Marc de Basquiat aborde ensuite le MAUSS.

« Le MAUSS a été fondé par le sociologue Alain Caillé. En 1996 il a sorti le n°7 consacré à la question du revenu de base. Alain Caillé est partisan de cette idée, mais insiste beaucoup sur l’importance d’articuler cela par rapport au reste, il ne faut pas être naïf. Il parle notamment d’inconditionnalité conditionnelle. Alain Caillé est d’ailleurs entré récemment au conseil scientifique de l’AIRE. L’idée de Caillé rejoint celle de l’égalité puisqu’il est également question d’un revenu maximum, de la fraternité c’est évident, et de la liberté également puisque chacun est libre de faire ce qu’il souhaite avec ce revenu. Nous sommes assez proches : comme moi, il s’intéresse aux trois logiques fondamentales. »

D’un point de vue économique, pourrait-on avoir un même revenu de base pour ceux qui défendent la liberté et pour ceux qui défendent l’égalité ?

«Bien sûr, le livre que j’ai fait avec Gaspard Koenig, j’aurais pu le faire avec d’autres. Avec une introduction et conclusion différentes, mais tout le corps, la partie technique, serait identique. »

On a l’impression qu’un revenu à 450 euros permet de lutter contre la grande pauvreté, mais comment apporter plus d’égalité, faire baisser la pauvreté relative ?

« Il faut savoir de quoi on parle : égalité des chances ? Monétaire ? C’est un sujet compliqué. Mettre tout le monde avec strictement le même revenu, cela s’appelle du bolchévisme. »

« Pour plus d’égalité, Baptiste Mylondo propose d’encadrer les choses. Pourquoi pas mais il faut être prudent».

Quels sont les effets envisagés sur le marché du travail ? Qu’en est-il du SMIC ?

Le SMIC est une question épineuse.

« Il y a un SMIC apparent et un SMIC réel. L’objectif du SMIC étant de soutenir le pouvoir d’achat du salarié, on arrive à un salaire qui n’est pas économiquement soutenable pour les entreprises. Il faut reconnaître que pour les employeurs, il est parfois trop élevé par rapport à la concurrence d’autres pays. D’où le SMIC réel, où l’exonération Fillon et le CICE abaissent très significativement le coût pour l’employeur. Ce sont des mécanismes compensatoires pour avoir un SMIC apparent élevé mais un SMIC réel nettement plus faible. »
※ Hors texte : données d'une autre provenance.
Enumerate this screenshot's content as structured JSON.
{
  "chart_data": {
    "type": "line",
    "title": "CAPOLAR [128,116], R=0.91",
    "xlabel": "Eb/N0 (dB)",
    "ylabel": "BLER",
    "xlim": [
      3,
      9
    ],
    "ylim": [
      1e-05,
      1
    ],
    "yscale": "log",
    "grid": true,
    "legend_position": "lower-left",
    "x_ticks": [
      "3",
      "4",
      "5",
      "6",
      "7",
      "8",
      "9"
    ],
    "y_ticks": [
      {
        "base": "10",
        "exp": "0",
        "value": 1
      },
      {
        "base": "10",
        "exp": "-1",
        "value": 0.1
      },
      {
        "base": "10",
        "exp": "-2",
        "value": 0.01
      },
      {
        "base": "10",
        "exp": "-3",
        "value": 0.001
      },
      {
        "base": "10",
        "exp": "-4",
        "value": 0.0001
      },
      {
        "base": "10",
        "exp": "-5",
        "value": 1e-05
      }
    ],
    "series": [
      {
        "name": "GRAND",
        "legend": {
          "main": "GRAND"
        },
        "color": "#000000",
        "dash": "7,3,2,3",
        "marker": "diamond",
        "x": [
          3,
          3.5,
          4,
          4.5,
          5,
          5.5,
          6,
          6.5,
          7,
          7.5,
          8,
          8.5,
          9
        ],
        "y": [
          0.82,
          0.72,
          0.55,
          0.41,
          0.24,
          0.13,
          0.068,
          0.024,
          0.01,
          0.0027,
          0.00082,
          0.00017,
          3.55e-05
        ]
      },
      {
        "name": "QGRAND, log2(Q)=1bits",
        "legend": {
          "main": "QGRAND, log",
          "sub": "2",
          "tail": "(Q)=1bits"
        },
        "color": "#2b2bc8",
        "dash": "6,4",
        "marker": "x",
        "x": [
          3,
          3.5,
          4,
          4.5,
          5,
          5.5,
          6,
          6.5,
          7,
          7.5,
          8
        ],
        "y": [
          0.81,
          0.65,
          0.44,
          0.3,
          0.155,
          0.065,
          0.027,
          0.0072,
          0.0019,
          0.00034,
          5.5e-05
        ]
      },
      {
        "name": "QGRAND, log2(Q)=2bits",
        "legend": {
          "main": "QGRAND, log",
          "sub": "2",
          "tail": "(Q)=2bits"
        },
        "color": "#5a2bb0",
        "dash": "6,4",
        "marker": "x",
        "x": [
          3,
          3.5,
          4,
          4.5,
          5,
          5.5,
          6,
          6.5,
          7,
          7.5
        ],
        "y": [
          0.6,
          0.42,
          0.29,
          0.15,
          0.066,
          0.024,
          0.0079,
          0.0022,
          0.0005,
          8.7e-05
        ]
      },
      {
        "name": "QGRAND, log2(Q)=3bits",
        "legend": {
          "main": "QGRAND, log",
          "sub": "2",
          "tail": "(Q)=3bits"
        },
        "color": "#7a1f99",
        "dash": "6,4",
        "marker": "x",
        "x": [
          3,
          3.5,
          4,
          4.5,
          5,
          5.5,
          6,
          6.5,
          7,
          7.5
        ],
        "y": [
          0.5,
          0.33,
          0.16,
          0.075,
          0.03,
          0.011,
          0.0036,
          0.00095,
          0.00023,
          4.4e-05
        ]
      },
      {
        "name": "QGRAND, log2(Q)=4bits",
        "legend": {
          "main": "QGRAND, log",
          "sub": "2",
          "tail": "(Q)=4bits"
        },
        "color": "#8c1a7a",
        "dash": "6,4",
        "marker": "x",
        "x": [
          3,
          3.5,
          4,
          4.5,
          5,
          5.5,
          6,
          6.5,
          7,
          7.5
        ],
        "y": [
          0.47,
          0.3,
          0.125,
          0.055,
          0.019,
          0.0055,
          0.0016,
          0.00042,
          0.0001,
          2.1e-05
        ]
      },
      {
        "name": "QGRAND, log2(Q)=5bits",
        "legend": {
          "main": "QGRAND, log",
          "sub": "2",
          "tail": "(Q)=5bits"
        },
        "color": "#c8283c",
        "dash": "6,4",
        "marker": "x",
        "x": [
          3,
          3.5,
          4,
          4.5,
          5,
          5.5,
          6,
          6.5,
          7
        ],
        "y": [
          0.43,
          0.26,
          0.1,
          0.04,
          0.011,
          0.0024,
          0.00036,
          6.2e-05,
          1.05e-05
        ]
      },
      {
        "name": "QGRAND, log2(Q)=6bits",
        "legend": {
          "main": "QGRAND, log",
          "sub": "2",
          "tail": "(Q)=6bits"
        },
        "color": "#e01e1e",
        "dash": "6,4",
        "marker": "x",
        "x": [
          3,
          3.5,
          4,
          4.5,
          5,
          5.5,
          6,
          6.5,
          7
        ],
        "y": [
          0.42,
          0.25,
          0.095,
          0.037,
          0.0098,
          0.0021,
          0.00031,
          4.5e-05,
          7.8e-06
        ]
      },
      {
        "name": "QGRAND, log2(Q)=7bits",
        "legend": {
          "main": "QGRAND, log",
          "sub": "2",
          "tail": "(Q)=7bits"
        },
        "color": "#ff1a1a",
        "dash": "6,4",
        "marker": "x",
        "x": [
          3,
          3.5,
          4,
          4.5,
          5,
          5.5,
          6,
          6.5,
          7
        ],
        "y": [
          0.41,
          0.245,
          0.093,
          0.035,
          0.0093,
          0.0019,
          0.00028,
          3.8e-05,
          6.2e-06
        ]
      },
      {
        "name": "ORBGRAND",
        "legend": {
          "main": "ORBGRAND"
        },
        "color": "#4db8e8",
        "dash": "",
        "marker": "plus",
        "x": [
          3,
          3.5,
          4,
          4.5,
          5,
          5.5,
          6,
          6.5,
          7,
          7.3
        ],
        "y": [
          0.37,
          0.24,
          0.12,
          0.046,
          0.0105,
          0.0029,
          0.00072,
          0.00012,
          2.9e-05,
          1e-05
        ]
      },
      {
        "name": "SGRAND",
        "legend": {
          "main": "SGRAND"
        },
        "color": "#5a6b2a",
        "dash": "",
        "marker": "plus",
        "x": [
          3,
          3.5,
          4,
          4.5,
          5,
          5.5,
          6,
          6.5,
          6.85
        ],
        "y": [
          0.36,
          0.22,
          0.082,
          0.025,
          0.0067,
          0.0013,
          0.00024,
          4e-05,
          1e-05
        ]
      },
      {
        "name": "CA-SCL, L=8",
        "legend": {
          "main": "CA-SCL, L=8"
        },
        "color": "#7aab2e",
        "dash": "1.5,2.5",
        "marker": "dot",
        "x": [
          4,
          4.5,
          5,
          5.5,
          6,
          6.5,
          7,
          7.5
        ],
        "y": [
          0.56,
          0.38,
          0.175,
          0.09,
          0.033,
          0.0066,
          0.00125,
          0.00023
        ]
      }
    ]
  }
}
« En toute rationalité, le SMIC est une aberration économique, car il perturbe considérablement les ajustements intervenant sur le marché du travail. Il serait donc assez légitime d’abaisser le niveau du SMIC en même temps qu’on introduit le revenu de base.  , Ceci permettrait de se passer des mécanismes (assez tordus) de compensation, sans que cela change quoique ce soit pour l’employeur comme pour le salarié. C’est une des options. »

La question de l’aménagement ou non du SMIC avec un revenu de base est un débat. Peu de monde propose sa suppression.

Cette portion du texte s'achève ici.